Not many songwriters are as wildly prolific as Patterson Hood. The dominant voice of the Athens, Ga., band Drive-By Truckers, Hood's airy warble and immersive Southern narratives serve as the focal point for the group's razor-sharp rock 'n' roll. Not only that, but they contrast perfectly with the wry country wisdom of Hood's longtime DBTs cohort Mike Cooley. Considering Hood's consistent Drive-By contributions, it's somewhat surprising that his first two solo albums were mostly the result of clearing out old material.
Killers and Stars, from 2004, was a hodgepodge collection, roughly recorded three years earlier in the style of Bruce Springsteen's Nebraska. Hood's 2009 album Murdering Oscar (And Other Love Songs) was compiled from songs he'd held onto for some time: "Heavy and Hanging" was Hood's response to Kurt Cobain's 1994 suicide, and "Pollyanna" was even older — it was the last song Hood wrote for his and Cooley's previous band, Adam's House Cat. Last year, Hood released Heat Lightning Rumbles in the Distance. Though he wrote recorded it with comparative quickness, like Hood's first two solo outings, it deals with themes and situations that had been on his mind for a while. Hood is currently touring, along with fellow Truckers Jay Gonzalez and Brad Morgan, in support of that album and will stop by the McGlohon Theater on Feb. 13.
"The photograph on the [album] cover was a shot my wife took last fall right after my great uncle, George A. Johnson, passed away," Hood explains by e-mail. "A big portion of the album was written anticipating losing him and dealing with the last of that generation of my family being gone.
"I went home for his memorial service and was out at the old homestead, walking around on the farm where I grew up ... watching my children play where I used to play, and it was as if my songs were being played out before me. I was taking some things out of the old house he used to live in and pulled the big mirror off the wall that used to hang over the wood-burning stove. I laid it on the ground to clean it up and was looking down at it when my wife shot that picture. It just seemed to capture the mood of the album."
Like much of Hood's work, Heat Lightning is like a collection of short stories, tightly wound narratives with a clear beginning and end. Not surprisingly, the project began as a novel. The Truckers' last studio trip produced two albums, The Big To-Do, released in 2010, and Go-Go Boots, which followed a year later. After touring behind the first album, Hood was exhausted and ready to get off the road. With another record and more touring on the way, he needed a new project to keep his mind occupied. He decided to write a book, targeting a rough three-year period in his late 20s. Adam's House Cat had broken up. He was staring down a divorce and struggling to maintain a new long-distance relationship. He says he was as close to committing suicide as he's ever been. Instead, he wrote about 500 songs.

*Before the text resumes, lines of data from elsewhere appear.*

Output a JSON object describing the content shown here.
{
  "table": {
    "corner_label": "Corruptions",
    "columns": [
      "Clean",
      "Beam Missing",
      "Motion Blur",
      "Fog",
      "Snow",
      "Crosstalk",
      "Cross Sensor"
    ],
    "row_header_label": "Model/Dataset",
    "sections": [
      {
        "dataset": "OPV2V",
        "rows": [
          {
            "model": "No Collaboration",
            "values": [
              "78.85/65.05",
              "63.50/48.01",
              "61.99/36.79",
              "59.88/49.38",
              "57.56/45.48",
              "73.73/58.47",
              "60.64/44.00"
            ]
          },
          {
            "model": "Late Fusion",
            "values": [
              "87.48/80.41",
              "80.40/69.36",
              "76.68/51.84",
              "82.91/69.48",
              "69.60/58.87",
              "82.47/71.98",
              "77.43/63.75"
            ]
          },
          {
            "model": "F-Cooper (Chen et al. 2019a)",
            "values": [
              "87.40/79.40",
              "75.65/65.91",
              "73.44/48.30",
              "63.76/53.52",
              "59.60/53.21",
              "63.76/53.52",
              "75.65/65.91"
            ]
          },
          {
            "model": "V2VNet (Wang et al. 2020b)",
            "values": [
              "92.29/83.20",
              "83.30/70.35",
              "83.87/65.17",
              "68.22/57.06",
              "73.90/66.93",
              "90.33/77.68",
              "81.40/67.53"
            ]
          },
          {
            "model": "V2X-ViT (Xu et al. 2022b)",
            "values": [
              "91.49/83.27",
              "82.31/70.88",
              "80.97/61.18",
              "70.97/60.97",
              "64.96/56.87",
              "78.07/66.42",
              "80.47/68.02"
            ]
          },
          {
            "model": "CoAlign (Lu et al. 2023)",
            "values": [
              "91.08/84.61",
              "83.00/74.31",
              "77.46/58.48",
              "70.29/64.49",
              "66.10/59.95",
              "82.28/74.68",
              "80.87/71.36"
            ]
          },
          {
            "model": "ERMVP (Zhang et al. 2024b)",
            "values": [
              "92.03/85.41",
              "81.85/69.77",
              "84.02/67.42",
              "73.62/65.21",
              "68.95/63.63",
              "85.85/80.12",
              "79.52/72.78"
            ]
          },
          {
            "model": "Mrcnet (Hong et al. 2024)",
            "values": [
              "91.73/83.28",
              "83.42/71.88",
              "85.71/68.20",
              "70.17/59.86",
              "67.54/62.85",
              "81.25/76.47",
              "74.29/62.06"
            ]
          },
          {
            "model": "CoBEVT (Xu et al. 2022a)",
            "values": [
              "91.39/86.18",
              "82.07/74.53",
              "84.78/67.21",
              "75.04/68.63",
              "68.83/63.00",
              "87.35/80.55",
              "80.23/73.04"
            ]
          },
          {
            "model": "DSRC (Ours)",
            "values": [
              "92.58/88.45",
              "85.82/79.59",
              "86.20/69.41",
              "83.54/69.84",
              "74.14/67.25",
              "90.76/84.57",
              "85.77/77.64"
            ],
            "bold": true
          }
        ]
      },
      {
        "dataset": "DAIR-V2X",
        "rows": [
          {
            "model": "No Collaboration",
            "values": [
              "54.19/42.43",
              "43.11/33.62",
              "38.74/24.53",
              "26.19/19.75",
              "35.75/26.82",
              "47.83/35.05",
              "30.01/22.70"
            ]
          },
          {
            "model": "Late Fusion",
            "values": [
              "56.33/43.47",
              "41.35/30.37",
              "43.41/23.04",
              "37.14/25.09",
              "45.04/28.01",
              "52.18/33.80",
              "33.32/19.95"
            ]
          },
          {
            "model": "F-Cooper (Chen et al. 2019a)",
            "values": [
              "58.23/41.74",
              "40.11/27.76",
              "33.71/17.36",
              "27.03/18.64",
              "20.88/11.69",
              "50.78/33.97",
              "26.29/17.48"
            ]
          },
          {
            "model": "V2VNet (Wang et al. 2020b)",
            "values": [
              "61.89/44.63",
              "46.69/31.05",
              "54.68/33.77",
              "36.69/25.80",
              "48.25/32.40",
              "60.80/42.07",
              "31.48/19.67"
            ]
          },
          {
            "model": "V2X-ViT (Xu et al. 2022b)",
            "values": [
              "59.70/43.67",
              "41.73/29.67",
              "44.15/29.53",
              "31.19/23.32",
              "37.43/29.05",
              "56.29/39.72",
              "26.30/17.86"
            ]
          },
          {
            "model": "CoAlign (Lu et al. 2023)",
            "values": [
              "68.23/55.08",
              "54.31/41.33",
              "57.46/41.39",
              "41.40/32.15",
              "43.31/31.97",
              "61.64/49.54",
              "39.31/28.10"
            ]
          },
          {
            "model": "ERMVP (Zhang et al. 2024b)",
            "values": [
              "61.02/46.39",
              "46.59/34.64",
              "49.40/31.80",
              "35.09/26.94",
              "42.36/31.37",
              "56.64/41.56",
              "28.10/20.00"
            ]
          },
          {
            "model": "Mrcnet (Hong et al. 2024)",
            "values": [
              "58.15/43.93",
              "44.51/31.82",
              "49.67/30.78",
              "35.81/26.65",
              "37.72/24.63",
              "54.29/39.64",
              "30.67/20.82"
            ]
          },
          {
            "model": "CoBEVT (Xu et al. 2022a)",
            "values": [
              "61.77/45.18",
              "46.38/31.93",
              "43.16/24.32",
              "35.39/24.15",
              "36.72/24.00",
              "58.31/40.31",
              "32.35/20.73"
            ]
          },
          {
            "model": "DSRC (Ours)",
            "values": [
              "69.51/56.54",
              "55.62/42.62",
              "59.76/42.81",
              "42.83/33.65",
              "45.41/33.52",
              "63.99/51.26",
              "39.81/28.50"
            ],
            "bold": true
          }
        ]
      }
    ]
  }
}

"My book would sort of tell that story, but interspersed with lyrics from that period of my life, as well as new song lyrics either set in that time or from the point of view of various characters from the book," he wrote in the new album's press release. "The structure would be chapter-song, chapter-song and so on. If the book was coming fast, the songs were coming even easier. Then the book stopped coming."
The subsequent songs explore loneliness and depression from opposing points of view. "12:01," like many of the album's darker offerings, places Hood back in his troubled late 20s. In that haunting gem, he sings softly over mournful strings and a guitar part that shines with subtle reverb, referring to "zombies" who cross county lines just after midnight on Monday mornings to buy liquor after the Sabbath.
"Leaving Time" follows, exemplifying the other group of songs on Heat Lightning — hopeful ruminations that consider alienation with the full heart of a dutiful father and husband. "The baby's on the bedroom floor," he sings over simple piano and driving banjo. "Suitcases and clothes galore/ Everyone's just a little sore/ When it comes to leaving time." Later, he remembers all the touring he has to do and offers the sarcastic quip: "Thank God the package store sells more beer."
Picking up a six-pack is different from driving to another county to buy liquor in the wee hours, a telling gauge of how much Hood's life has changed. The album is marked by this duality, and Hood executes it with such precision that one suspects this was the plan all along.
"I never really set out to do a solo record," Hood says. "I really just follow the songs and try to go where they lead me."